I have never been a superstitious person. Atleast not actively. But we live in a superstitious society and I find that it manages to seep into my life whether I like it or not!!
We all know the common superstitions.. black cats are considered inauspicious here.. one sneeze is also inauspicios.. two are lucky! Glass shattering is inauspicious.. and more than anything, people around here believe a lot in protecting themselves from the 'evil eye'.. or basically they don't trust people and think that everybody wants bad things to hapen to them and are sending them negetive energy and giving them the evil eye!! Now I'm a science student.. I never believed in all this. And I tried to talk people out of it.. but aarrrghhh, the truth is I'm scared of the evil eye too!!
As I'm going through some important things in my life, I'm falling deeper into the trap of the evil eye! Like when my bf was going for that interview he really wanted, I didn't tell too many people about it and the day before his interview..I actually FASTED from sunrise to sunset. No food at all. It was my way of praying I guess.. but before I actually did it, I would have laughed at the idea!! Not that its common or anything, I just thought it up! And it worked too.. he got the job! I think it had more to do with the fact that he gave a smashing interview than me starving myself.. but I guess we'll never really know!! hehe..

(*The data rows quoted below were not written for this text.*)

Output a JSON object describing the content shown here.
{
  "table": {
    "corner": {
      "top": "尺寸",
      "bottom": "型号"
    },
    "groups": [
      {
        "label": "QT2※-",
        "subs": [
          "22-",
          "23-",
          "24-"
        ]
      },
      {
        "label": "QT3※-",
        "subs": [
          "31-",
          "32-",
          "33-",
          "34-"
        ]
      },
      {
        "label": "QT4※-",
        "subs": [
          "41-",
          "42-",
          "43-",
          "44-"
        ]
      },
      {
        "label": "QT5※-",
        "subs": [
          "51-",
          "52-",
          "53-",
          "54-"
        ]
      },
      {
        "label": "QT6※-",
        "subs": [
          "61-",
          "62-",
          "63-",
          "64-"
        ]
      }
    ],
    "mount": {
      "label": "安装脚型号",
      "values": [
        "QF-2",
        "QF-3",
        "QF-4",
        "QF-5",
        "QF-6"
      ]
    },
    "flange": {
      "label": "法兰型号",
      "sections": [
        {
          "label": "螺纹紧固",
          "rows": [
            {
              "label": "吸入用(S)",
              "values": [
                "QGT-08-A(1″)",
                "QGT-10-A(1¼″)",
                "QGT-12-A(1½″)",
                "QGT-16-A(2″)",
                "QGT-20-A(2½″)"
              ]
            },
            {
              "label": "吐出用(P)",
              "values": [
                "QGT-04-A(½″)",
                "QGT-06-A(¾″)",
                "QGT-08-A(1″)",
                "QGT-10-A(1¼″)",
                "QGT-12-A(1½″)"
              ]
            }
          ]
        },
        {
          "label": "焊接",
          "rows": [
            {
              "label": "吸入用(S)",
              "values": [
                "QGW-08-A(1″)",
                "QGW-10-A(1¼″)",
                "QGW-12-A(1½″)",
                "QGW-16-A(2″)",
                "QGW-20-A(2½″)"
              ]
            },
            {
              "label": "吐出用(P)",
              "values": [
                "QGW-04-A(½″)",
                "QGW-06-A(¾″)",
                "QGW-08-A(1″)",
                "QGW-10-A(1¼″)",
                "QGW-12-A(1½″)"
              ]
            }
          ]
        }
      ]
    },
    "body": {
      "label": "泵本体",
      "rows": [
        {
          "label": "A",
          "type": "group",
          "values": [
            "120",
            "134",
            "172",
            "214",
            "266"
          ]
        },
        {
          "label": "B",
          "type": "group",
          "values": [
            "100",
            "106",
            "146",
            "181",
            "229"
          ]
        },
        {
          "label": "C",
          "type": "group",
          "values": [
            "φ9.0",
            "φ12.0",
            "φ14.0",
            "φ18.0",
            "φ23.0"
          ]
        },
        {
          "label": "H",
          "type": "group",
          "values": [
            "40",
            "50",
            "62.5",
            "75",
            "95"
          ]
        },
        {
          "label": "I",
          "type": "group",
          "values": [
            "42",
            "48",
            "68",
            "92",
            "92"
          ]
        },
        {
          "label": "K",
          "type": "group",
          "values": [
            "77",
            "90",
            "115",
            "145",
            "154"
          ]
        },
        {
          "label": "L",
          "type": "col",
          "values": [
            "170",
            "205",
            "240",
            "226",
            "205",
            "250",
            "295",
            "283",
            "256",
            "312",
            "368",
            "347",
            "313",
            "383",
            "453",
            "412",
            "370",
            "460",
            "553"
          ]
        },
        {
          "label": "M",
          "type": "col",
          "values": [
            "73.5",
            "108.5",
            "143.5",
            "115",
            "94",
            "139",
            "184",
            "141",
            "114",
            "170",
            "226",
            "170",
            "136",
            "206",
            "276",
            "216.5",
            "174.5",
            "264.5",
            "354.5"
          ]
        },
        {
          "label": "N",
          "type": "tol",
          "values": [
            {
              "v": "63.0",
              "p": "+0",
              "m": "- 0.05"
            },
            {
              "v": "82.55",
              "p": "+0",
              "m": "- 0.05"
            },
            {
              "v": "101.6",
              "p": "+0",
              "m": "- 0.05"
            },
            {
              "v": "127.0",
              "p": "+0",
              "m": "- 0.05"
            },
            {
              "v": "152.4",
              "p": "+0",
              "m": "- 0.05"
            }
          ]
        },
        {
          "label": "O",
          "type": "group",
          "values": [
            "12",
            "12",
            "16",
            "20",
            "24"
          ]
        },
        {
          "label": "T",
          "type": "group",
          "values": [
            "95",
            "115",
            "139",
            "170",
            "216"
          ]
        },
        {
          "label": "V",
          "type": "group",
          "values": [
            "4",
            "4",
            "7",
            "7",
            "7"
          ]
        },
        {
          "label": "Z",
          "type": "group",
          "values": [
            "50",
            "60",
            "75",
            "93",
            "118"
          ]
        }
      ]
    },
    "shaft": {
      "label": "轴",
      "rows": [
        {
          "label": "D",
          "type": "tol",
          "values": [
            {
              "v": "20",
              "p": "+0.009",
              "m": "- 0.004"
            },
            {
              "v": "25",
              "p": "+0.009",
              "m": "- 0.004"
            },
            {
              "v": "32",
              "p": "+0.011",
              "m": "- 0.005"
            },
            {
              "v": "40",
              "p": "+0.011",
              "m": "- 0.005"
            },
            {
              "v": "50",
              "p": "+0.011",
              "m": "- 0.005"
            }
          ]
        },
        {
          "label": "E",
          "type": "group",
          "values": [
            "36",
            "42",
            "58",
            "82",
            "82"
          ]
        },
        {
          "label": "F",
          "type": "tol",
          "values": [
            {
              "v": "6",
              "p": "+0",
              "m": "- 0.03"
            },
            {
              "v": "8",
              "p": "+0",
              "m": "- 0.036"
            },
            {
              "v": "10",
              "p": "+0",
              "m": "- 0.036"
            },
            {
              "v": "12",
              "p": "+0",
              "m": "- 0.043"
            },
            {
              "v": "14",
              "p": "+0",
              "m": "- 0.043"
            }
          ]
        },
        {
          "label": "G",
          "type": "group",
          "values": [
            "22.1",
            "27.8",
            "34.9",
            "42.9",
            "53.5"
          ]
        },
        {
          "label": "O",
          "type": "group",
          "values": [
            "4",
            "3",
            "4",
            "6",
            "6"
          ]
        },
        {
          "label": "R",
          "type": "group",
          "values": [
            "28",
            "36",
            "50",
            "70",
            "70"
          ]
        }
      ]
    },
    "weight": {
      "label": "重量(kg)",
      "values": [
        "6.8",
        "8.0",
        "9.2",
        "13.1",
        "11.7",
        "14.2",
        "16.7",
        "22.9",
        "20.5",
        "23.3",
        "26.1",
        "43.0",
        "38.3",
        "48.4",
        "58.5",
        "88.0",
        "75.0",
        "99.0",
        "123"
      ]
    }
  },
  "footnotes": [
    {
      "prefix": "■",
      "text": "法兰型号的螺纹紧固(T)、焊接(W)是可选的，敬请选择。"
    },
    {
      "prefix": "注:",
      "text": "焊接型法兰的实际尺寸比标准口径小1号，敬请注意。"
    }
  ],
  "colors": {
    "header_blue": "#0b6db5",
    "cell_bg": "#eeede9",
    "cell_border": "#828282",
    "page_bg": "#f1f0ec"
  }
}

Now that some even more important stuff is happening.. I'm keeping it all a secret. Not telling anybody. Not even my best friends!! I wrote about it here but.. I'm not telling anyboy I know in real life! Except my bf and my sis and parents.. I guess I really only trust them. I just keep thinking that my other friends might get jealous and not really wish me well. Its all SO important. I'm thiking that if I ask people to wish me well or just pray for me.. they might just think negetive things and what if it affects my prospects!! So much for friendship.. I know.. I suck!
The truth is I think I'm losing it!!!!! What happens in my important events depends on me! On my hard work and all the efforts I've put in.. but then to be honest ever since I started wearing my lucky saphire life has been better!
See how comfusing this is? Especially for a science student! Damn it!! But you know what.. I must've done something right because that test I took? The international one that I need to apply to universities abroad? And the one that I almost missed because I forgot my passport, which I needed to get entry, in another city the night before?? Well, the results are out.. and I ACED it. I aced it so good that I can't even believe how good I aced it. I totally freakin ACED it!! Woohooo!!
So who knows.. maybe my feng shui is working for me afterall!!